Denali Alaskan Insurance is an insurance agency based in Anchorage, Alaska, offering both commercial and personal lines of insurance. The company was first formed as Alaska Business Insurance (ABI) in 1983, selling commercial lines of insurance to its customers. The original owners who founded the company were Wayne Burger and Jim Campbell.

In May, 2003 the company was purchased by Denali Alaskan Federal Credit Union. The president of the Credit Union, Robert M. Teachworth, explained the purchase: "The addition of Denali Alaskan Insurance allows the Credit Union to offer additional services to members and Select Employer Groups".
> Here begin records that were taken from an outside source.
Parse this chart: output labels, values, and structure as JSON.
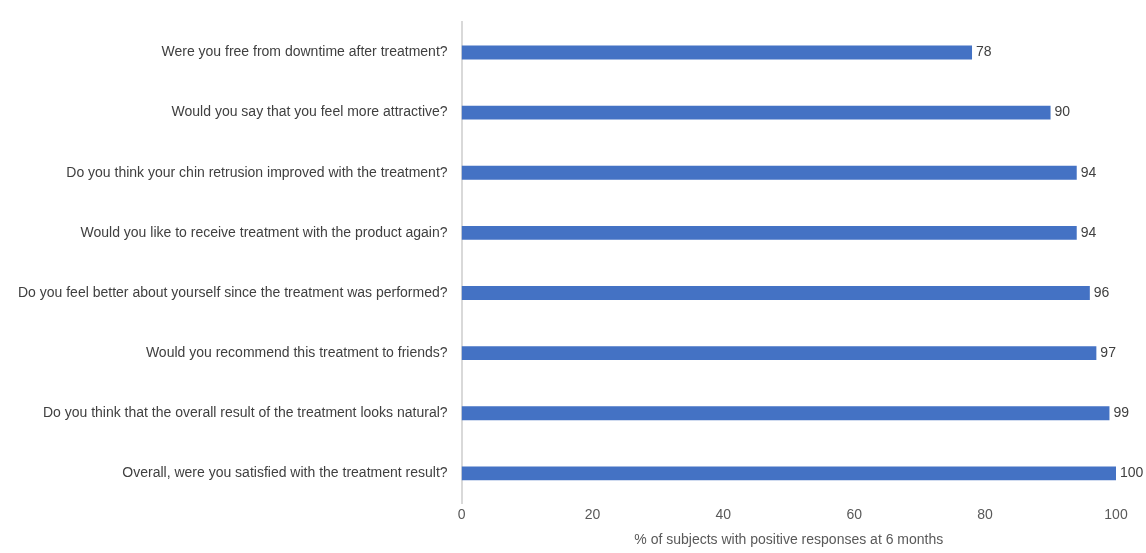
{
  "chart_data": {
    "type": "bar",
    "orientation": "horizontal",
    "xlabel": "% of subjects with positive responses at 6 months",
    "categories": [
      "Were you free from downtime after treatment?",
      "Would you say that you feel more attractive?",
      "Do you think your chin retrusion improved with the treatment?",
      "Would you like to receive treatment with the product again?",
      "Do you feel better about yourself since the treatment was performed?",
      "Would you recommend this treatment to friends?",
      "Do you think that the overall result of the treatment looks natural?",
      "Overall, were you satisfied with the treatment result?"
    ],
    "values": [
      78,
      90,
      94,
      94,
      96,
      97,
      99,
      100
    ],
    "color": "#4472c4",
    "xlim": [
      0,
      100
    ],
    "xticks": [
      0,
      20,
      40,
      60,
      80,
      100
    ],
    "grid": false,
    "legend": false,
    "data_labels": true
  }
}
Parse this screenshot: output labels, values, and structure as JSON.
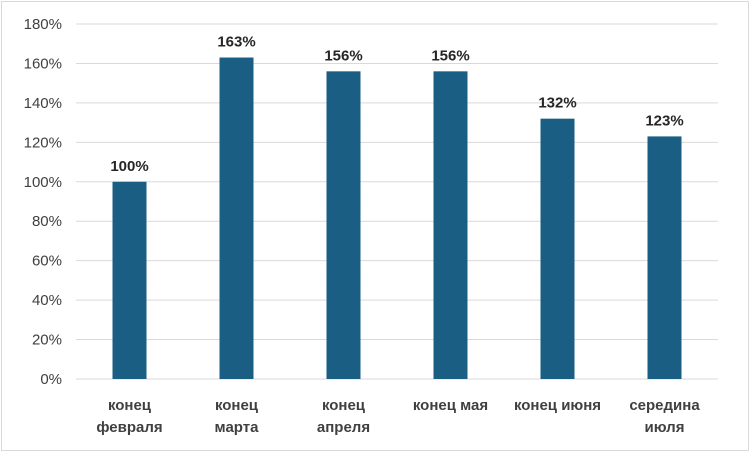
{
  "chart_data": {
    "type": "bar",
    "categories": [
      [
        "конец",
        "февраля"
      ],
      [
        "конец",
        "марта"
      ],
      [
        "конец",
        "апреля"
      ],
      [
        "конец мая"
      ],
      [
        "конец июня"
      ],
      [
        "середина",
        "июля"
      ]
    ],
    "values": [
      100,
      163,
      156,
      156,
      132,
      123
    ],
    "data_labels": [
      "100%",
      "163%",
      "156%",
      "156%",
      "132%",
      "123%"
    ],
    "y_ticks": [
      "0%",
      "20%",
      "40%",
      "60%",
      "80%",
      "100%",
      "120%",
      "140%",
      "160%",
      "180%"
    ],
    "ylim": [
      0,
      180
    ],
    "grid": true,
    "legend": false,
    "bar_color": "#1a5e83",
    "grid_color": "#d9d9d9"
  }
}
The Credit Union changed the agency's name from ABI to Denali Alaskan Insurance at the time of the purchase, to reflect the fact that the agency offers both personal lines of insurance, such as home, auto and health insurance, as well as business insurance. Business insurance includes coverage for property, business liability, worker's compensation, builder's risk, professional liability, flood and earthquake, to name a few. They also specialize in commercial and personal aviation accounts and hunting and fishing guides and lodges.

Denali Alaskan Insurance maintained two offices; one at its Anchorage headquarters and one in Eagle River, a community north of Anchorage.

In June, 2011, the Credit Union opened offices of its Insurance and Home Loans business units in the Mat-Su Valley. As a result of this move, the Credit Union closed its Insurance office which had previously been located in Eagle River.

In February 2017, Denali Alaskan Insurance was acquired by Hub International.